Buff, two keys saltirewise wards up and out Or, surmounted by a Taeguk Gules and Azure, overall a sword palewise point to chief of the second.
From a wreath Or and Buff a mill rind Gules interlaced by a scimitar and a sword hilts to base saltirewise and an African quiver containing a tufted arrow palewise and charged with a Taeguk Proper.
SUPPORT FOR STRENGTH.
Buff is a color traditionally associated with Supply and Service and Quartermaster organizations, the original allocations of the units. The gold keys reflect control over supplies and refer to the unit's origin as the 142d Quartermaster Battalion. The buff color also symbolizes sand and refers to the former unit's World War II campaign credits earned in Africa and the Middle East. The Taeguk reflects that Battalion's service during the Korean War. The short sword exemplifies the unit's motto and alludes to combat participation.

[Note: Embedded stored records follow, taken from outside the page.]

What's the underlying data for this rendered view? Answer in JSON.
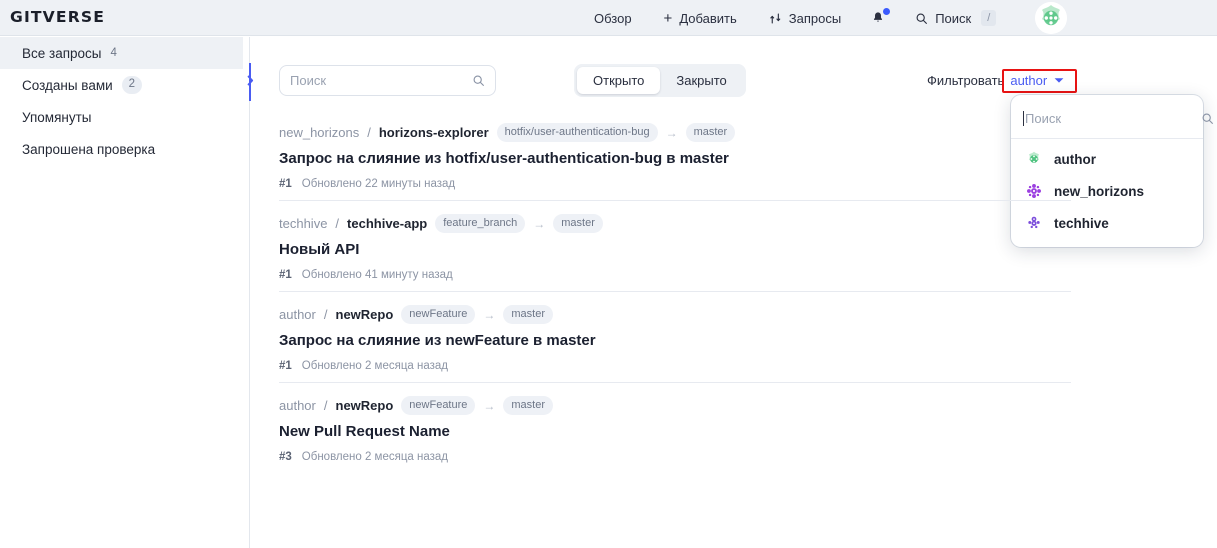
{
  "header": {
    "logo": "GITVERSE",
    "nav": [
      {
        "label": "Обзор",
        "icon": "none"
      },
      {
        "label": "Добавить",
        "icon": "plus-icon"
      },
      {
        "label": "Запросы",
        "icon": "pull-request-icon"
      }
    ],
    "notifications": {
      "icon": "bell-icon",
      "has_unread": true,
      "dot_color": "#3b5bfd"
    },
    "search": {
      "label": "Поиск",
      "icon": "search-icon",
      "shortcut": "/"
    },
    "avatar": {
      "icon": "user-avatar-identicon",
      "color": "#5cc98a"
    }
  },
  "sidebar": {
    "items": [
      {
        "label": "Все запросы",
        "count": "4",
        "active": true
      },
      {
        "label": "Созданы вами",
        "count": "2",
        "active": false
      },
      {
        "label": "Упомянуты",
        "count": "",
        "active": false
      },
      {
        "label": "Запрошена проверка",
        "count": "",
        "active": false
      }
    ],
    "collapse_icon": "chevron-right-icon"
  },
  "toolbar": {
    "search": {
      "placeholder": "Поиск",
      "value": "",
      "icon": "search-icon"
    },
    "tabs": [
      {
        "label": "Открыто",
        "active": true
      },
      {
        "label": "Закрыто",
        "active": false
      }
    ],
    "filter": {
      "label": "Фильтровать",
      "selected": "author",
      "chevron": "chevron-down-icon",
      "accent": "#4a5cf2",
      "highlight_color": "#e81313"
    }
  },
  "dropdown": {
    "search": {
      "placeholder": "Поиск",
      "value": "",
      "icon": "search-icon"
    },
    "options": [
      {
        "label": "author",
        "avatar": "identicon-green",
        "color": "#5cc98a"
      },
      {
        "label": "new_horizons",
        "avatar": "identicon-purple",
        "color": "#9b3fe0"
      },
      {
        "label": "techhive",
        "avatar": "identicon-violet",
        "color": "#7b4ddb"
      }
    ]
  },
  "pull_requests": [
    {
      "owner": "new_horizons",
      "repo": "horizons-explorer",
      "source_branch": "hotfix/user-authentication-bug",
      "target_branch": "master",
      "title": "Запрос на слияние из hotfix/user-authentication-bug в master",
      "number": "#1",
      "updated": "Обновлено 22 минуты назад"
    },
    {
      "owner": "techhive",
      "repo": "techhive-app",
      "source_branch": "feature_branch",
      "target_branch": "master",
      "title": "Новый API",
      "number": "#1",
      "updated": "Обновлено 41 минуту назад"
    },
    {
      "owner": "author",
      "repo": "newRepo",
      "source_branch": "newFeature",
      "target_branch": "master",
      "title": "Запрос на слияние из newFeature в master",
      "number": "#1",
      "updated": "Обновлено 2 месяца назад"
    },
    {
      "owner": "author",
      "repo": "newRepo",
      "source_branch": "newFeature",
      "target_branch": "master",
      "title": "New Pull Request Name",
      "number": "#3",
      "updated": "Обновлено 2 месяца назад"
    }
  ]
}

The mill rind represents the Support mission. World War II campaigns in Europe, Africa, and the Middle East are recalled by the straight sword, quiver with arrow, and the scimitar respectively. The scimitar also represents Operation Iraqi Freedom campaigns. The Taeguk refers to service during the Korean War. Scarlet denotes courage and sacrifice.
The coat of arms was originally approved for the 142d Supply and Service Battalion on 18 February 1993. It was redesignated for the 142d Support Battalion with symbolism revised on 23 June 1993. It was amended to include a crest on 16 October 2006.